C. Customer Service
time limit per test
2 seconds
memory limit per test
256 megabytes
input
standard input
output
standard output

Nikyr has started working as a queue manager at the company "Black Contour." He needs to choose the order of servicing customers. There are a total of $$$n$$$ queues, each initially containing $$$0$$$ people. In each of the next $$$n$$$ moments of time, there are two sequential events:

  1. New customers arrive in all queues. More formally, at the $$$j$$$-th moment of time, the number of people in the $$$i$$$-th queue increases by a positive integer $$$a_{i,j}$$$.
  2. Nikyr chooses exactly one of the $$$n$$$ queues to be served at that moment in time. The number of customers in this queue becomes $$$0$$$.

Let the number of people in the $$$i$$$-th queue after all events be $$$x_i$$$. Nikyr wants MEX$$$^{\dagger}$$$ of the collection $$$x_1, x_2, \ldots, x_n$$$ to be as large as possible. Help him determine the maximum value he can achieve with an optimal order of servicing the queues.

$$$^{\dagger}$$$The minimum excluded (MEX) of a collection of integers $$$c_1, c_2, \ldots, c_k$$$ is defined as the smallest non-negative integer $$$y$$$ which does not occur in the collection $$$c$$$.

For example:

  • $$$\operatorname{MEX}([2,2,1])= 0$$$, since $$$0$$$ does not belong to the array.
  • $$$\operatorname{MEX}([3,1,0,1]) = 2$$$, since $$$0$$$ and $$$1$$$ belong to the array, but $$$2$$$ does not.
  • $$$\operatorname{MEX}([0,3,1,2]) = 4$$$, since $$$0$$$, $$$1$$$, $$$2$$$, and $$$3$$$ belong to the array, but $$$4$$$ does not.
Input

Each test consists of multiple test cases.
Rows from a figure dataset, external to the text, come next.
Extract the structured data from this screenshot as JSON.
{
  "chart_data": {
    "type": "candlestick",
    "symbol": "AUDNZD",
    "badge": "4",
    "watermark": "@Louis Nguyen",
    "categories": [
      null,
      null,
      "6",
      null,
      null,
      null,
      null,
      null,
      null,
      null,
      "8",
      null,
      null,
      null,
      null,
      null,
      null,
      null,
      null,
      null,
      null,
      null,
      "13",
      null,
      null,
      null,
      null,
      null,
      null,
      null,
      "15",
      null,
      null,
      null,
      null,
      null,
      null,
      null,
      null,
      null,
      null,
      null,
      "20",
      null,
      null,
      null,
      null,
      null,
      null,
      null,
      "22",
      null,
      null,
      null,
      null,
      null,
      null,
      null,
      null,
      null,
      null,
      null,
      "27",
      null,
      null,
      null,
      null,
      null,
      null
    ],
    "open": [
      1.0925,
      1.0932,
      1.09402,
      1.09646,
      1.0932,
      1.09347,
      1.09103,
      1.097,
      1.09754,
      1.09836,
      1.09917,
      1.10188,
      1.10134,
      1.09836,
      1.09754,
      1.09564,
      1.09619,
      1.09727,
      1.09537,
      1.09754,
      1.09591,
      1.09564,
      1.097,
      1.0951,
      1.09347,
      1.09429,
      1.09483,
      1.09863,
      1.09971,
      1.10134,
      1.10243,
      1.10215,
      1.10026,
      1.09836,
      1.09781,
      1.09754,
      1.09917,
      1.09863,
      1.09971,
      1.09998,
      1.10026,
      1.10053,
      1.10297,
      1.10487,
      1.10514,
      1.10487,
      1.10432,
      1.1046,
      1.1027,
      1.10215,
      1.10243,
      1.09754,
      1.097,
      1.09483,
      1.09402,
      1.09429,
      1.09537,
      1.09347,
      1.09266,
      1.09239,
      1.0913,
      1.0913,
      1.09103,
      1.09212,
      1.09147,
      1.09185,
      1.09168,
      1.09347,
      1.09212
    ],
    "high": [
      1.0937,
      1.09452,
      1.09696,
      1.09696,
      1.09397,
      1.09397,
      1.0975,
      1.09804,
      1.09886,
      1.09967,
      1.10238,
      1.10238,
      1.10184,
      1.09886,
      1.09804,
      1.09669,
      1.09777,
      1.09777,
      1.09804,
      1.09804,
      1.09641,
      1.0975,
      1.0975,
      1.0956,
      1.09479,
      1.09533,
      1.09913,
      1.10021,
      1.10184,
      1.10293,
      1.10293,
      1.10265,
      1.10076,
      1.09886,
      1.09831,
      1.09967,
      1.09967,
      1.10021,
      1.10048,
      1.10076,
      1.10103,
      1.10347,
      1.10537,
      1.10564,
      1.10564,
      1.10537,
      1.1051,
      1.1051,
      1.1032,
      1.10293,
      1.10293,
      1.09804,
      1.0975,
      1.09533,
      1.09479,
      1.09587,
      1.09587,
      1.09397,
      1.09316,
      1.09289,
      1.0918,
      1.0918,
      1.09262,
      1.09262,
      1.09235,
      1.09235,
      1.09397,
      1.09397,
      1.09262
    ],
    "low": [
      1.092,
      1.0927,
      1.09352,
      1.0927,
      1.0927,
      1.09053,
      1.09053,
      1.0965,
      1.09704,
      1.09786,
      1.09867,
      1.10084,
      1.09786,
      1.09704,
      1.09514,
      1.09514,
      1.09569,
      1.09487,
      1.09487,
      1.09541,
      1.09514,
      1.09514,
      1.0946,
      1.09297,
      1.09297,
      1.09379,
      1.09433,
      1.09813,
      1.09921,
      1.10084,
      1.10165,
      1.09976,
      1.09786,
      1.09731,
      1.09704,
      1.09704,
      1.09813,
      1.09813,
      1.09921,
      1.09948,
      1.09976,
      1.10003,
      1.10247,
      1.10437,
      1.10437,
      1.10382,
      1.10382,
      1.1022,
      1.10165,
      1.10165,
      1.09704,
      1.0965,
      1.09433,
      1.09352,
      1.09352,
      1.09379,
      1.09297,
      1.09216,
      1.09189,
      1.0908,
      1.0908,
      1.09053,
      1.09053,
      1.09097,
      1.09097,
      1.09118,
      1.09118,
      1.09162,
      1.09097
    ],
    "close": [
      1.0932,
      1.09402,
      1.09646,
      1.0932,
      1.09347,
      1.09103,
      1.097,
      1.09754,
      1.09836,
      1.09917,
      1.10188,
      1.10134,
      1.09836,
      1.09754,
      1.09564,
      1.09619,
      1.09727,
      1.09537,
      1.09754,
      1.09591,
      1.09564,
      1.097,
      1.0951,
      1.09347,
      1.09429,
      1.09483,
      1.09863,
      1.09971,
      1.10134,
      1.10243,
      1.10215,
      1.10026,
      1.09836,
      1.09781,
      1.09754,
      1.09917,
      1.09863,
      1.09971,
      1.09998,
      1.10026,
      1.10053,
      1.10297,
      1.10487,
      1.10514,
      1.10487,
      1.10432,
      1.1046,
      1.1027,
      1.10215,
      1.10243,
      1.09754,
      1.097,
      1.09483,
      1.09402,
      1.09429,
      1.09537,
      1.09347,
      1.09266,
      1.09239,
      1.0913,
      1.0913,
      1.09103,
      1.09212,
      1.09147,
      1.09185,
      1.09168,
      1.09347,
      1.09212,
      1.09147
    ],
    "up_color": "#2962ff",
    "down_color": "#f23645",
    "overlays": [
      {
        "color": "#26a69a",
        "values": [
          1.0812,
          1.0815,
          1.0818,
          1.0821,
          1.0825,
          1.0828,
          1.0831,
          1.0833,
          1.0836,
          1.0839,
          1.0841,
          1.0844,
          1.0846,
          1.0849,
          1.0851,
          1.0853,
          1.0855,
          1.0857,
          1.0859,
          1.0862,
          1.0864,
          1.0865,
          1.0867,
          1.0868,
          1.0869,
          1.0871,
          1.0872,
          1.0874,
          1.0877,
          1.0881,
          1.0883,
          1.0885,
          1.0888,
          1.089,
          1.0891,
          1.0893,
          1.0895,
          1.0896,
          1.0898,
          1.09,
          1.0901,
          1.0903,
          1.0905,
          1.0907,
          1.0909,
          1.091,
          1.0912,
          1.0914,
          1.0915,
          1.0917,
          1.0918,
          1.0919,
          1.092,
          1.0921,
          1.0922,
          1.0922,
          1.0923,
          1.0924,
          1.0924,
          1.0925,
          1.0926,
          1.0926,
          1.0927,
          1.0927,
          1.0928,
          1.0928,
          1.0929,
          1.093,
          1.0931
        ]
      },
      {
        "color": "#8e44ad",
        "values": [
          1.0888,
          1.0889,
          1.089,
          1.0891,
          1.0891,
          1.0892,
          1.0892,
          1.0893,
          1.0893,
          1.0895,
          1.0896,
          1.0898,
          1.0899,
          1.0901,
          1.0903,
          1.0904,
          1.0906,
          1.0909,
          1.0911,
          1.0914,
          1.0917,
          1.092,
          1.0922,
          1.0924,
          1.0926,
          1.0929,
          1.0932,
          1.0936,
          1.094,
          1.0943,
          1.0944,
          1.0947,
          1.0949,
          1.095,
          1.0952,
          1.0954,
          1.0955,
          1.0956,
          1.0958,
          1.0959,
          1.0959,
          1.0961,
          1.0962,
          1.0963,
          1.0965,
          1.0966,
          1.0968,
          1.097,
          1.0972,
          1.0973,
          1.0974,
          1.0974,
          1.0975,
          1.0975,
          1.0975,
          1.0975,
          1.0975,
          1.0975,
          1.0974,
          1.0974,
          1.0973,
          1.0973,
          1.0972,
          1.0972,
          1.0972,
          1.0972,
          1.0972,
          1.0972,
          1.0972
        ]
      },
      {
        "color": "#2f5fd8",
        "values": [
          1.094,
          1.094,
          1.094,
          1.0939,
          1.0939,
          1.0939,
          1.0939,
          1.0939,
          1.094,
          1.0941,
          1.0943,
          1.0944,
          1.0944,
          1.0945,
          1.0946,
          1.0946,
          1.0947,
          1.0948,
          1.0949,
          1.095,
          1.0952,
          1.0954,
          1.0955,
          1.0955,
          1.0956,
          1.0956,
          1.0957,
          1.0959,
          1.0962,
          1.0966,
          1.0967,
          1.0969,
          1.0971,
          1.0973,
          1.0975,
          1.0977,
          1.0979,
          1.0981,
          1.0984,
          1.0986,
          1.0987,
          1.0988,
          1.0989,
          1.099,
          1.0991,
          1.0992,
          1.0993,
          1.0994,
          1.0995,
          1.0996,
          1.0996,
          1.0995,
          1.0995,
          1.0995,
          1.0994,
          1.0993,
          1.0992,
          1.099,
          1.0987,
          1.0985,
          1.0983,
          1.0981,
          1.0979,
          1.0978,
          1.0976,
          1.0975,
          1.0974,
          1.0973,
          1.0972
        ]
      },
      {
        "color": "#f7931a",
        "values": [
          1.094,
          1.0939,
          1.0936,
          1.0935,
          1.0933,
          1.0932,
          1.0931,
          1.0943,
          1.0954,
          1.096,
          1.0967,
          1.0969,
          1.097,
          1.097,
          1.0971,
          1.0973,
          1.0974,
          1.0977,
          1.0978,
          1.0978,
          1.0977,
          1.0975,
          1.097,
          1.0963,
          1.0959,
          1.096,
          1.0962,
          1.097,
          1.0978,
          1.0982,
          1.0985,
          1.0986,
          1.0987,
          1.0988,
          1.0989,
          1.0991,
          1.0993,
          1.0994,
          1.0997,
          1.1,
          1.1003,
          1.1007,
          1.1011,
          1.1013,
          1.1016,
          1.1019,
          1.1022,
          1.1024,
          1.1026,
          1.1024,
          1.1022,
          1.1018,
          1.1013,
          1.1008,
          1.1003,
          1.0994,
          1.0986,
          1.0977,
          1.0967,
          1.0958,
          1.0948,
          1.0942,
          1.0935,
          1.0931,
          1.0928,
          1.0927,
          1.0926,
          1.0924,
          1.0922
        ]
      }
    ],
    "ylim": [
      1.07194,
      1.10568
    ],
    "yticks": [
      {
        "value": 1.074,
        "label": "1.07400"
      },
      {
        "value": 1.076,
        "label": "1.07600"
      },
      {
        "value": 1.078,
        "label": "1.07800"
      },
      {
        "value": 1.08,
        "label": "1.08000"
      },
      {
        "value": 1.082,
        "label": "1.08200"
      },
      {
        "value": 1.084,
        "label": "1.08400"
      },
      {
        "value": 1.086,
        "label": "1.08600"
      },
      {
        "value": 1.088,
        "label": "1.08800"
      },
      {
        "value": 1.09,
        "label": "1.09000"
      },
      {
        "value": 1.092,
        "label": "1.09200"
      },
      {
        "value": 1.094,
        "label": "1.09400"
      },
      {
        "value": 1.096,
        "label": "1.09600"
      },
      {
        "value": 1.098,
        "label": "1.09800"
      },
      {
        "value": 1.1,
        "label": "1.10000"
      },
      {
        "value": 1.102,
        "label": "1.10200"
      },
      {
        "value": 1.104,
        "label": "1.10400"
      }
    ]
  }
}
The first line contains a single integer $$$t$$$ ($$$1 \le t \le 2 \cdot 10^4$$$) — the number of test cases. The description of the test cases follows.

The first line of each test case contains a single integer $$$n$$$ ($$$1 \le n \le 300$$$) — the number of queues and moments of time.

The $$$i$$$-th of the next $$$n$$$ lines contains $$$n$$$ integers $$$a_{i,1}, a_{i,2}, \ldots, a_{i,n}$$$ ($$$1 \le a_{i,j} \le 10^9$$$) — the number of new customers in the $$$i$$$-th queue at each moment of time.

It is guaranteed that the sum of $$$n^2$$$ over all test cases does not exceed $$$2 \cdot 10^5$$$.

Output

For each test case, output a single integer — the maximum value of $$$\operatorname{MEX}([x_1, x_2, \ldots, x_n])$$$ that can be achieved.

Example
Input
4
2
1 2
2 1
2
10 10
10 10
3
2 3 3
4 4 1
2 1 1
4
4 2 2 17
1 9 3 1
5 5 5 11
1 2 1 1
Output
2
1
3
3
Note

In the first test case, the second queue can be served at time $$$1$$$, and the first queue at time $$$2$$$. There will be $$$x_1 = 0$$$ people left in the first queue and $$$x_2 = 1$$$ person left in the second queue. Therefore, the answer is $$$\operatorname{MEX}([0, 1]) = 2$$$.

In the second test case, the first queue can be served both times. There will be $$$x_1 = 0$$$ people left in the first queue and $$$x_2 = 20$$$ people left in the second queue. Therefore, the answer is $$$\operatorname{MEX}([0, 20]) = 1$$$.

In the third test case, the third queue can be served at time $$$1$$$, the second queue at time $$$2$$$, and the first queue at time $$$3$$$. There will be $$$x_1 = 0$$$ people left in the first queue, $$$x_2 = 1$$$ person left in the second queue, and $$$x_3 = 2$$$ people left in the third queue. Therefore, the answer is $$$\operatorname{MEX}([0, 1, 2]) = 3$$$.